The play is set in a small flat in London that uses crude props to give a non-existent audience the impression of grandeur. Dinny, the tyrannical father ably played by Gleeson senior, is living each day desperately trying to believe his own version of the events which caused him to leave Ireland, and has swept his sons into his time warp. They begin each day dressing for the roles they will play, in Blake’s (Dónal’s) case, a collection of female relatives, in Dinny’s a younger version of himself and in Seán’s (Brian’s), a medley of all the remaining adult male roles needed to complete the story. Both boys also play the roles of two young children, likely the boisterous characters their father feels they should have been. Seán is sent to Tesco every morning at ten o clock to buy the foods the family requires for a daily funeral reception, roast chicken, sliced white pan and pink wafers. It’s the fact that Seán leaves the house every morning that causes his father to doubt his loyalty, accusing him of ‘enjoying it.’ Seán is therefore the victim of his father’s fist quite early on. Dinny has raised the two boys to have a paralysing fear of the outside, they believe non family members cannot be trusted and that leaving would cause them to be dragged down by outside forces.
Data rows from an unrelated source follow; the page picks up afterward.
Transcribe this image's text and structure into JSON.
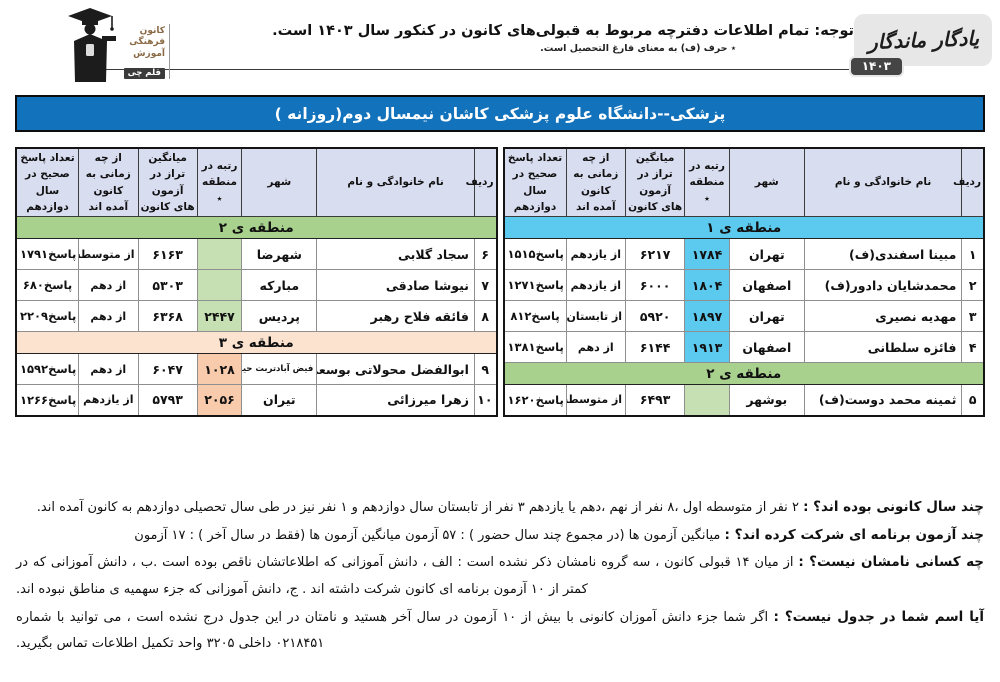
{
  "brand": {
    "kanoon_lines": [
      "کانون",
      "فرهنگی",
      "آموزش"
    ],
    "kanoon_highlight": "قلم چی",
    "yadegar": "یادگار ماندگار",
    "year": "۱۴۰۳"
  },
  "notice": {
    "main": "توجه: تمام اطلاعات دفترچه مربوط به قبولی‌های کانون در کنکور سال ۱۴۰۳ است.",
    "footnote": "٭ حرف (ف) به معنای فارغ التحصیل است."
  },
  "title": "پزشکی--دانشگاه علوم پزشکی کاشان نیمسال دوم(روزانه )",
  "columns": [
    "ردیف",
    "نام خانوادگی و نام",
    "شهر",
    "رتبه در منطقه ٭",
    "میانگین تراز در آزمون های کانون",
    "از چه زمانی به کانون آمده اند",
    "تعداد پاسخ صحیح در سال دوازدهم"
  ],
  "colors": {
    "title_bg": "#1273BC",
    "header_cell_bg": "#D9DDF0",
    "region1_cyan": "#5CC9EF",
    "region2_band_green": "#A9D18E",
    "region2_cell_green": "#C6E0B4",
    "region3_band_peach": "#FBE3D0",
    "region3_cell_peach": "#F8CBAD"
  },
  "tables": {
    "right": {
      "sections": [
        {
          "label": "منطقه ی ۱",
          "color": "cyan",
          "rows": [
            {
              "num": "۱",
              "name": "مبینا اسفندی(ف)",
              "city": "تهران",
              "rank": "۱۷۸۴",
              "score": "۶۲۱۷",
              "since": "از یازدهم",
              "answers": "۱۵۱۵پاسخ"
            },
            {
              "num": "۲",
              "name": "محمدشایان دادور(ف)",
              "city": "اصفهان",
              "rank": "۱۸۰۴",
              "score": "۶۰۰۰",
              "since": "از یازدهم",
              "answers": "۱۲۷۱پاسخ"
            },
            {
              "num": "۳",
              "name": "مهدیه نصیری",
              "city": "تهران",
              "rank": "۱۸۹۷",
              "score": "۵۹۲۰",
              "since": "از تابستان",
              "answers": "۸۱۲پاسخ"
            },
            {
              "num": "۴",
              "name": "فائزه سلطانی",
              "city": "اصفهان",
              "rank": "۱۹۱۳",
              "score": "۶۱۴۴",
              "since": "از دهم",
              "answers": "۱۳۸۱پاسخ"
            }
          ]
        },
        {
          "label": "منطقه ی ۲",
          "color": "green",
          "rows": [
            {
              "num": "۵",
              "name": "ثمینه محمد دوست(ف)",
              "city": "بوشهر",
              "rank": "",
              "score": "۶۴۹۳",
              "since": "از متوسطه اول",
              "answers": "۱۶۲۰پاسخ"
            }
          ]
        }
      ]
    },
    "left": {
      "sections": [
        {
          "label": "منطقه ی ۲",
          "color": "green",
          "rows": [
            {
              "num": "۶",
              "name": "سجاد گلابی",
              "city": "شهرضا",
              "rank": "",
              "score": "۶۱۶۳",
              "since": "از متوسطه اول",
              "answers": "۱۷۹۱پاسخ"
            },
            {
              "num": "۷",
              "name": "نیوشا صادقی",
              "city": "مبارکه",
              "rank": "",
              "score": "۵۳۰۳",
              "since": "از دهم",
              "answers": "۶۸۰پاسخ"
            },
            {
              "num": "۸",
              "name": "فائقه فلاح رهبر",
              "city": "پردیس",
              "rank": "۲۴۴۷",
              "score": "۶۳۶۸",
              "since": "از دهم",
              "answers": "۲۲۰۹پاسخ"
            }
          ]
        },
        {
          "label": "منطقه ی ۳",
          "color": "peach",
          "rows": [
            {
              "num": "۹",
              "name": "ابوالفضل محولاتی بوسعد",
              "city": "فیض آبادتربت حیدریه",
              "rank": "۱۰۲۸",
              "score": "۶۰۴۷",
              "since": "از دهم",
              "answers": "۱۵۹۲پاسخ"
            },
            {
              "num": "۱۰",
              "name": "زهرا میرزائی",
              "city": "تیران",
              "rank": "۲۰۵۶",
              "score": "۵۷۹۳",
              "since": "از یازدهم",
              "answers": "۱۲۶۶پاسخ"
            }
          ]
        }
      ]
    }
  },
  "notes": [
    {
      "q": "چند سال کانونی بوده اند؟ :",
      "a": " ۲ نفر از متوسطه اول ،۸ نفر از نهم ،دهم یا یازدهم  ۳ نفر از تابستان سال دوازدهم و ۱ نفر نیز در طی سال تحصیلی دوازدهم به کانون آمده اند."
    },
    {
      "q": "چند آزمون برنامه ای شرکت کرده اند؟ :",
      "a": " میانگین آزمون ها (در مجموع چند سال حضور ) : ۵۷ آزمون      میانگین آزمون ها (فقط در سال آخر ) : ۱۷ آزمون"
    },
    {
      "q": "چه کسانی نامشان نیست؟ :",
      "a": " از میان ۱۴ قبولی کانون ، سه گروه نامشان ذکر نشده است : الف ، دانش آموزانی که اطلاعاتشان ناقص بوده است .ب ، دانش آموزانی که در کمتر از ۱۰ آزمون برنامه ای کانون شرکت داشته اند . ج، دانش آموزانی که جزء سهمیه ی مناطق نبوده اند."
    },
    {
      "q": "آیا اسم شما در جدول نیست؟ :",
      "a": " اگر شما جزء دانش آموزان کانونی با بیش از ۱۰ آزمون در سال آخر هستید و نامتان در این جدول درج نشده است ، می توانید با شماره ۰۲۱۸۴۵۱ داخلی ۳۲۰۵ واحد تکمیل اطلاعات تماس بگیرید."
    }
  ]
}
Each day ends with the awarding of a trophy to the best actor in the family. Dinny invariably wins the trophy every day despite his only having to play himself compared to the entire cast Blake and Seán play between them. The entire family hold onto the constructed narrative to guard their tenuous grip on sanity but there is a sense that Seán could move on from the life he has been psychologically trapped into. This belief is solidified by the arrival of Haley in the narrative. Seán talks about her to Blake in an effort to convince him that there could be good reason to leave the house, during a conversation in which Blake admits that it is his memories of his mother that keep him going. Haley’s arrival at the house in the second half of the play causes the story to begin to unravel because she cannot help but bring realism with her. Her predicament in arriving at a house where the same day is lived over and over again, where no one can leave causes Blake to make a devastating decision.

Showings run until the 8th of February, when one night will be in aid of St Francis Hospice.